There was still nobody, of course.
And if… well, he doubted it would be the Seventen themselves, charging down alleyways at random in Castle Hill. Immediately a few spells came to mind; it would be easier to cast on a human, to avert attention.
He shifted his weight slightly, still frowning, oddly conscious of Aurelie holding to his arm. Unsettled, he looked back into the washroom.
Shadow was snuffling. He had got his slobbery mouth around a towel and was attempting to drag it away from the stack. The whole thing was a mess now.
He realized that he also had no idea how to do this.
He did not have to ask; Aurelie went on, her voice carefully low. The laundry tub, she said. He peered uncertainly about the washroom, leaning to poke his head in a little more. He found it in the corner just beside the linens, tucked underneath the shelf, with a washboard and a towel draped over the side.
Something about the sight of the washboard made him distinctly uncomfortable. He had offered to help with the dishes earlier, and he planned to persist; but it still felt…
Wrong, in a sort of nameless, bone-deep way. In a way that prodded at a fear he had only had as a little boy, before Brunnhold.
If you carry it to the alley, we can…?
“Er – yes,” he replied, keeping his own voice low with some effort. “Let us… If you distract Shadow, I shall – fill the tub.”
The small space of the washroom was something of an echo chamber for Shadow’s scent, and even Morandi was trying not to wrinkle his nose. He was even more conscious of his field alone filling up the small space.
Shadow trotted immediately to Aurelie, tail wagging and whacking everything in its path. It went clang, clang, clang against the bath proper, making Morandi blink and squint against his headache.
The bath. The same one that she had used the night before, some terribly improper bit of his mind whispered. The same one that he would use, very soon.

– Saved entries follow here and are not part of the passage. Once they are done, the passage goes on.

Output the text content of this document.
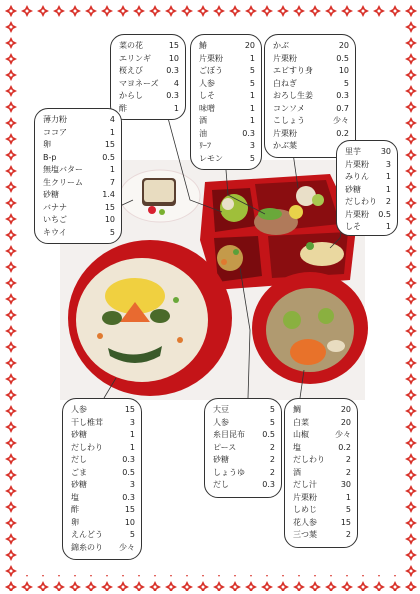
菜の花	15
エリンギ	10
桜えび	0.3
マヨネーズ	4
からし	0.3
酢	1
鰆	20
片栗粉	1
ごぼう	5
人参	5
しそ	1
味噌	1
酒	1
油	0.3
ﾘｰﾌ	3
レモン	5
かぶ	20
片栗粉	0.5
エビすり身	10
白ねぎ	5
おろし生姜	0.3
コンソメ	0.7
こしょう	少々
片栗粉	0.2
かぶ葉
薄力粉	4
ココア	1
卵	15
B-p	0.5
無塩バター	1
生クリーム	7
砂糖	1.4
バナナ	15
いちご	10
キウイ	5
里芋	30
片栗粉	3
みりん	1
砂糖	1
だしわり	2
片栗粉	0.5
しそ	1
人参	15
干し椎茸	3
砂糖	1
だしわり	1
だし	0.3
ごま	0.5
砂糖	3
塩	0.3
酢	15
卵	10
えんどう	5
錦糸のり	少々
大豆	5
人参	5
糸目昆布	0.5
ピース	2
砂糖	2
しょうゆ	2
だし	0.3
鯛	20
白菜	20
山椒	少々
塩	0.2
だしわり	2
酒	2
だし汁	30
片栗粉	1
しめじ	5
花人参	15
三つ葉	2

He crouched by the laundry tub, catching a flicker of his own reflection in the mirror in the corner of his eye. Best not linger too closely on that; there was little he could do now for his dishevelment. The washstand was a little above eye level where he crouched; he could see a comb sitting there, too. He thought nothing of it, until he saw a gleam in the corner of his eye, like a few strands of coppery hair caught in the tines.
By Her deadly terrors, they truly were going to be sharing a washroom.
The washboard was cool underneath his fingers, the wooden frame rough; he took it out of the tub and set it to one side, the skin on his left shoulder prickling. He picked up the tub and set it under the tap, increasingly uncomfortable. He turned on the tap, clearing his throat and sitting on his haunches.
The boiler hummed vaguely; a few drifts of steam came up from the water.
He dared to look at Aurelie over one of Shadow’s great fuzzy shoulders. They were all packed in rather tightly.
“It must be a busy morning,” he murmured, glancing over at one wall. The sounds of the bakery were a little louder in here; he could hear unfamiliar voices. And then laughter, surprisingly bright. His brow knit. “You would be there, baking, ordinarily, would you not?”
His glasses were beginning to fog. He blinked, frowning.